Hillsong Brisbane Campus (formerly Garden City Christian Church) is an interstate campus of Sydney based Hillsong Church, a Pentecostal Christian church in Australia.

==History==

The church was established in 1955 as Mt. Gravatt Assembly of God by Pastor Garnett Budge. In the 1980s, under the leadership of Senior Pastor Dr. Reginald Klimionok, the church experienced growth, with a second new church building being constructed and opened, adjacent to its Rover Street site, seating over 2,000 persons, and membership soared to over 3,500 persons. Its name changed to Garden City Christian Church, it quickly became Australia's first megachurch.

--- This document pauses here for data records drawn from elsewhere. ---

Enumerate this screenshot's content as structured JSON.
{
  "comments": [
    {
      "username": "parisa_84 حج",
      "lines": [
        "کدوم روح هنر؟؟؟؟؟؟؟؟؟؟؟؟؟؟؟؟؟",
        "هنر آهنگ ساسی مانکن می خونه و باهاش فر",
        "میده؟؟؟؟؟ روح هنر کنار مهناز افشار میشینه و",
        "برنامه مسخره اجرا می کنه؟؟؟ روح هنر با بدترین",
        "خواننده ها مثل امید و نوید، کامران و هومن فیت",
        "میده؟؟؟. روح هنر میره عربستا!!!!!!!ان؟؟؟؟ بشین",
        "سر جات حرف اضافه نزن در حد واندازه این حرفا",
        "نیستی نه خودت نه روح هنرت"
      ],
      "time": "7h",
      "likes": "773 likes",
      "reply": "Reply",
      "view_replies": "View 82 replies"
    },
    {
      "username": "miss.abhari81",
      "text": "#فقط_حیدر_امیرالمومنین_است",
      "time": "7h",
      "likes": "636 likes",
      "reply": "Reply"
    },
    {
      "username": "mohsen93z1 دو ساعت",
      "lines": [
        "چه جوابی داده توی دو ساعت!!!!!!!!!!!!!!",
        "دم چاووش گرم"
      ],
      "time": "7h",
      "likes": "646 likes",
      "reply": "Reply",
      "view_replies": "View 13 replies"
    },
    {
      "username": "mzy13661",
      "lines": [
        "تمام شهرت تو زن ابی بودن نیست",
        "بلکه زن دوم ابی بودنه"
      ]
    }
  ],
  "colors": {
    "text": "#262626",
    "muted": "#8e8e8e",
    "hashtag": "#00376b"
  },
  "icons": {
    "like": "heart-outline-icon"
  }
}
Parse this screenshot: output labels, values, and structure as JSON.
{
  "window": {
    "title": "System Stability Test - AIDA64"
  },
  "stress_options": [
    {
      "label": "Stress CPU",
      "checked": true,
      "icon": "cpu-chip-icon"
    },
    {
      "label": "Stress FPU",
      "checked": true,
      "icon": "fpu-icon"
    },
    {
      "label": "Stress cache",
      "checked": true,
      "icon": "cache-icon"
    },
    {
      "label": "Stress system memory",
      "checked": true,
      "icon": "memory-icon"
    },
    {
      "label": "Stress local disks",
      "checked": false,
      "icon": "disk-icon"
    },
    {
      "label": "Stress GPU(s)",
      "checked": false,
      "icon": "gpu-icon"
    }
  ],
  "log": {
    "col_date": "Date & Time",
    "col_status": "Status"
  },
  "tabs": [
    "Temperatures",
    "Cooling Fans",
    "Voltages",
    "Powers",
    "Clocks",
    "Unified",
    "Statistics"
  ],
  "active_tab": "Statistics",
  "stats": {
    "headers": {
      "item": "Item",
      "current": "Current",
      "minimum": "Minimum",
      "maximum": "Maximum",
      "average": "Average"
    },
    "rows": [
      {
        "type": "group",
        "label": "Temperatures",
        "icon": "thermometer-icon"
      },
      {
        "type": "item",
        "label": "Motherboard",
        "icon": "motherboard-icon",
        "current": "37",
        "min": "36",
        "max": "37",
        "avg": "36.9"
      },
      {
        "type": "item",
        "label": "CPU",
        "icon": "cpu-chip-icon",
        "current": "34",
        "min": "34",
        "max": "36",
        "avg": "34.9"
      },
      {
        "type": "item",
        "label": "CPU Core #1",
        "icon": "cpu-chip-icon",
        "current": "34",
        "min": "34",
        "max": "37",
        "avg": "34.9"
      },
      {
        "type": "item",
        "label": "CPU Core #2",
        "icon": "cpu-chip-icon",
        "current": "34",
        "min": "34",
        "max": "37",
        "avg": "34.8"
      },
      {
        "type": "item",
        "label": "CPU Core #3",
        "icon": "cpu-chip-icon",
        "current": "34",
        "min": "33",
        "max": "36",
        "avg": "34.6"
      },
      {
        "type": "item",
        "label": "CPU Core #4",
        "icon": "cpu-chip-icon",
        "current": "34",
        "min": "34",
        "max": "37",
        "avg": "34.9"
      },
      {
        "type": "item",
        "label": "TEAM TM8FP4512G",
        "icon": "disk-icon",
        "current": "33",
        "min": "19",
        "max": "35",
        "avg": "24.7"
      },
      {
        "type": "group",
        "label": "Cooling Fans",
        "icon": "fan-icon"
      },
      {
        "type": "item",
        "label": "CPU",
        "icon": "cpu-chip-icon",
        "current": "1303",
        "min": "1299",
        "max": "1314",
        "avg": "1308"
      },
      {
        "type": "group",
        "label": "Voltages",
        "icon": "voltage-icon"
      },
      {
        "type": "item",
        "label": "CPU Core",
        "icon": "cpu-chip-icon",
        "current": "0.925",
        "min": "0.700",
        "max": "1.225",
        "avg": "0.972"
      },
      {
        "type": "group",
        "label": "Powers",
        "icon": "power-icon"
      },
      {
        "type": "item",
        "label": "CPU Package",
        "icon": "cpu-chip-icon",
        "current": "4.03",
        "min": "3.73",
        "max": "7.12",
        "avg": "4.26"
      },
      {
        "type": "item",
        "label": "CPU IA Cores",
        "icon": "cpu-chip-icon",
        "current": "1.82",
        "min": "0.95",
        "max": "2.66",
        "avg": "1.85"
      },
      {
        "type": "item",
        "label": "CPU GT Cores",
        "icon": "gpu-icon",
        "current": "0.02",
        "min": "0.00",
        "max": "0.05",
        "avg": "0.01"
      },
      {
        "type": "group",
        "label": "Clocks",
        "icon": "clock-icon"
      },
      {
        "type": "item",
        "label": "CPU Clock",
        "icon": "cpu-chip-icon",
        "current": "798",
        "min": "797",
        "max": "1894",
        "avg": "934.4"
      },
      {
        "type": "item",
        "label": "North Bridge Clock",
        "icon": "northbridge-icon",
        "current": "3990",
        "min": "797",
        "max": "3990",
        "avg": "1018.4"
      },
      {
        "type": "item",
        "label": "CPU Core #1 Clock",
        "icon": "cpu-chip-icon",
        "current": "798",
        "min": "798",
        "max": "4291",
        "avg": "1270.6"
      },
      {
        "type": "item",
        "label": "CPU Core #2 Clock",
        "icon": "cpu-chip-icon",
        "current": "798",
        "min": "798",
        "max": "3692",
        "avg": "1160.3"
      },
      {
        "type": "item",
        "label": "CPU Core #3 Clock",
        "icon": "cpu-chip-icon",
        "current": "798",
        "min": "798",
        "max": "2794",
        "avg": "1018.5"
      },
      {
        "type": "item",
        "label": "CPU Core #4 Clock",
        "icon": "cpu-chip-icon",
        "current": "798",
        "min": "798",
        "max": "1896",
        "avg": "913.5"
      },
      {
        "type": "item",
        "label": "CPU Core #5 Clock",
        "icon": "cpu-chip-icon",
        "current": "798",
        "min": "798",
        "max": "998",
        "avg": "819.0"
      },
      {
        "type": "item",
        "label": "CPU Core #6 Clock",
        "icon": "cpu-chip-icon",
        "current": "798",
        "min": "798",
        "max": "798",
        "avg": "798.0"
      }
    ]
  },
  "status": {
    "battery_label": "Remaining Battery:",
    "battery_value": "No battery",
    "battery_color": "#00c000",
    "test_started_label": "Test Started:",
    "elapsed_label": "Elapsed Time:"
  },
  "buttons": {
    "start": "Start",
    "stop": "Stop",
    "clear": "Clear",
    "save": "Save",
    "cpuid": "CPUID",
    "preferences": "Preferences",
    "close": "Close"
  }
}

As of 2009, the church, attended by approximately 3,000 people, had 50 staff but without a Senior Pastor. Brian Houston and his wife Bobbie Houston accepted the nomination of the Board for appointment as Senior Pastors of the Church by a general meeting of members that was held on Sunday 26 April 2009. At this Extraordinary General Meeting, approximately 79.1% of Members present on the day (approx 60% of the total membership) agreed with the recommendation of the board to appoint these Pastors as the Senior Pastors of the congregation.

On 24 May 2009, Garden City Christian Church became a campus of Hillsong Church.

==Second Brisbane Campus (Brisbane City)==

On 21 April 2014 Hillsong Brisbane announced that they were planning on planting a church in The Met nightclub within Fortitude Valley on 25 May 2014. As of 2015, the campus location moved to the Judith Wright Centre of Contemporary Arts, Brisbane City Hall and is now meeting in the Pullman & Mercure Hotel, King George Square. This campus currently services on Sundays at 9 AM and 11AM.

On 8 April 2018 it was announced that Hillsong had purchased Brisbane's disused Tribal theatre with the intentions to renovate it into a permanent home for Hillsong Church Brisbane.

==Ministry Training==

The campus also operates a ministry internship program related to its Leadership College in Sydney.